Exposure to a combination of extreme heat and fine particulate pollution may double the risk of death from a heart attack, a study finds.

Women and adults over the age of 80 may be the most vulnerable to exposure to high temperatures and air pollution.

The study that appeared in the journal Circulation analyzed 202,678 heart attack deaths between 2015 to 2020 that occurred in the Chinese province of Jiangsu, a region with four distinct seasons and a wide range of temperatures and fine particulate pollution levels.

The average age of adults who died of heart attacks was 77.6 years, with more than half of them (52%) being over 80.

The analysis included the daily heat index, capturing the combined effect of heat and humidity, the length of heat and cold waves, and particulate exposure on the day of each death and one day before death. The pollution levels were considered high on any day, with an average level of fine particulate matter above 37.5 micrograms per cubic meter (ug/m³).

The study found that the risk of heart attack was 18% higher during ­two-day heat waves with temperatures ranging from 82.6 to 97.9°F. As the risk increases with rising temperature and duration, four-day waves with the heat of 94.8 to 109.4°F were associated with a 74% higher risk of heart attack.

During the four-day heat waves with fine particulate pollution above 37.5 ug/m³, the fatal heart attack risk doubled.

While two-day cold snaps with temperatures ranging from 33.3 to 40.5°F increased the risk for heart attack by 4%, cold days with high levels of fine particulate pollution did not have an equivalent increase in the risk of heart attack death as heat waves.

The researchers estimated that up to 2.8% of heart attack deaths may be attributed to the combination of extreme temperatures and high levels of fine particulate pollution.

Fine particulates are less than 2.5 microns in size and may be inhaled deep into the lungs.
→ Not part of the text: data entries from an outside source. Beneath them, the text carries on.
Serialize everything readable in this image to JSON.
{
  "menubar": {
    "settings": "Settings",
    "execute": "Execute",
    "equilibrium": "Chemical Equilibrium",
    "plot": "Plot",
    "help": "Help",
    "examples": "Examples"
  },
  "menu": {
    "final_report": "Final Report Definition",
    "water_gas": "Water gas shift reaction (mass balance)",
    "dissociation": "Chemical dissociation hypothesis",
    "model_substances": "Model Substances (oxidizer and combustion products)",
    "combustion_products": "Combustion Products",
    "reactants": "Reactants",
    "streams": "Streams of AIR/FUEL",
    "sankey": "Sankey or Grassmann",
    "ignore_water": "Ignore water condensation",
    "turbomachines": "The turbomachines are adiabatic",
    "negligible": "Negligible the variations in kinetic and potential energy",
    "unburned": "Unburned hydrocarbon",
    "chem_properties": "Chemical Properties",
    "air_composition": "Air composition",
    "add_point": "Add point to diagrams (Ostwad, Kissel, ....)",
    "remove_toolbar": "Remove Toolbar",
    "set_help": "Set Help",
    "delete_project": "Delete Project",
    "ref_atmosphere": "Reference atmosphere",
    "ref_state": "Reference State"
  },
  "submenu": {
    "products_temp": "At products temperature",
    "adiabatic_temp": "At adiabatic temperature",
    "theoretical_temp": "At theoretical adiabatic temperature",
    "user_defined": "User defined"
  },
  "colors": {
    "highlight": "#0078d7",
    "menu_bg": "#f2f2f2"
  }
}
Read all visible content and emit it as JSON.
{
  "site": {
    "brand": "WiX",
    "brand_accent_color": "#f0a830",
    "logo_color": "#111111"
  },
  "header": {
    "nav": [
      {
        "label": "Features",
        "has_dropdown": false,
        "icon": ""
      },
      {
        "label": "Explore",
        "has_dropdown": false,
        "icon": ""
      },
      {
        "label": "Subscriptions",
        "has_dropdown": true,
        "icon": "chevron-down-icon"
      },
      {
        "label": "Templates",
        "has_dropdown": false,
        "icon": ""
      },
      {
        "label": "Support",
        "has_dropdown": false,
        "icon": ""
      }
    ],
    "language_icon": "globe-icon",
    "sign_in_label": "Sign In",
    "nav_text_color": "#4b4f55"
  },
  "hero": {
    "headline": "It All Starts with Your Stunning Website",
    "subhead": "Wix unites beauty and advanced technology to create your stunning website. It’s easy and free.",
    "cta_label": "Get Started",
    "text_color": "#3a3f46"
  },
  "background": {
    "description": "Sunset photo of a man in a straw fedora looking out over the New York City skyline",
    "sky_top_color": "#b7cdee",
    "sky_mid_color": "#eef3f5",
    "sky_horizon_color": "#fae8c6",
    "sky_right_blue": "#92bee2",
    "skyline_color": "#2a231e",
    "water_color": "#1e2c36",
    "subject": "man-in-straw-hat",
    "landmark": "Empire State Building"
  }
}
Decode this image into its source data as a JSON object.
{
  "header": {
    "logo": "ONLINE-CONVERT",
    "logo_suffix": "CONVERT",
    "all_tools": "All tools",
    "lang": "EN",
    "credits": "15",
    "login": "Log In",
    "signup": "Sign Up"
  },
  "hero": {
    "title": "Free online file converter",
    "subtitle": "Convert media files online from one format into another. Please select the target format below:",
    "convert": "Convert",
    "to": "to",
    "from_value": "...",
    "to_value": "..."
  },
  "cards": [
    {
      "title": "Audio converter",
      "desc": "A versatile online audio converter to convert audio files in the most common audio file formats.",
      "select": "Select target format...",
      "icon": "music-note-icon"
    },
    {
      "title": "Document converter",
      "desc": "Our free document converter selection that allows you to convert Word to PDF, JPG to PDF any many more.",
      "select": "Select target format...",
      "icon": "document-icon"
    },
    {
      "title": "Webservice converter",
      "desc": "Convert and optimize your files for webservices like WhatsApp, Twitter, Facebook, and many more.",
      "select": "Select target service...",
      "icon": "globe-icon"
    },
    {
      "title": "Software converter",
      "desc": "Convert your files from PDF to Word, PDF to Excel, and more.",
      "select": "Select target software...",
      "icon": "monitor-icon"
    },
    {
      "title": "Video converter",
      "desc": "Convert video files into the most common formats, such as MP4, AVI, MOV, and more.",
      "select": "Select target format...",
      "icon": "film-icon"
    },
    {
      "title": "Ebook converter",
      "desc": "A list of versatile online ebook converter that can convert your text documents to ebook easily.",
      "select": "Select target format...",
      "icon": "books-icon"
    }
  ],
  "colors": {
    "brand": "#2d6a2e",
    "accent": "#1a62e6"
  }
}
They are primarily associated with fuel combustion, such as particles from car exhaust, factory emissions, or wildfires. Previous research has linked fine particulate pollution with heart disease, stroke, dementia, cancer, and other health conditions.

As the planet has entered the era of global boiling, according to the World Health Organization, increasing evidence shows that extreme temperatures have multiple effects on our health. They are known to exacerbate allergies and asthma, pest-related illnesses like Lyme disease, injuries, and premature death, among others.

A recent study found that extreme heat costs the United States healthcare system more than $1 billion per year, as it leads to additional ambulatory care, emergency department, and heat-related hospital visits.

And because global temperatures are set to reach new records in the next four years, we may see more heat-related deaths.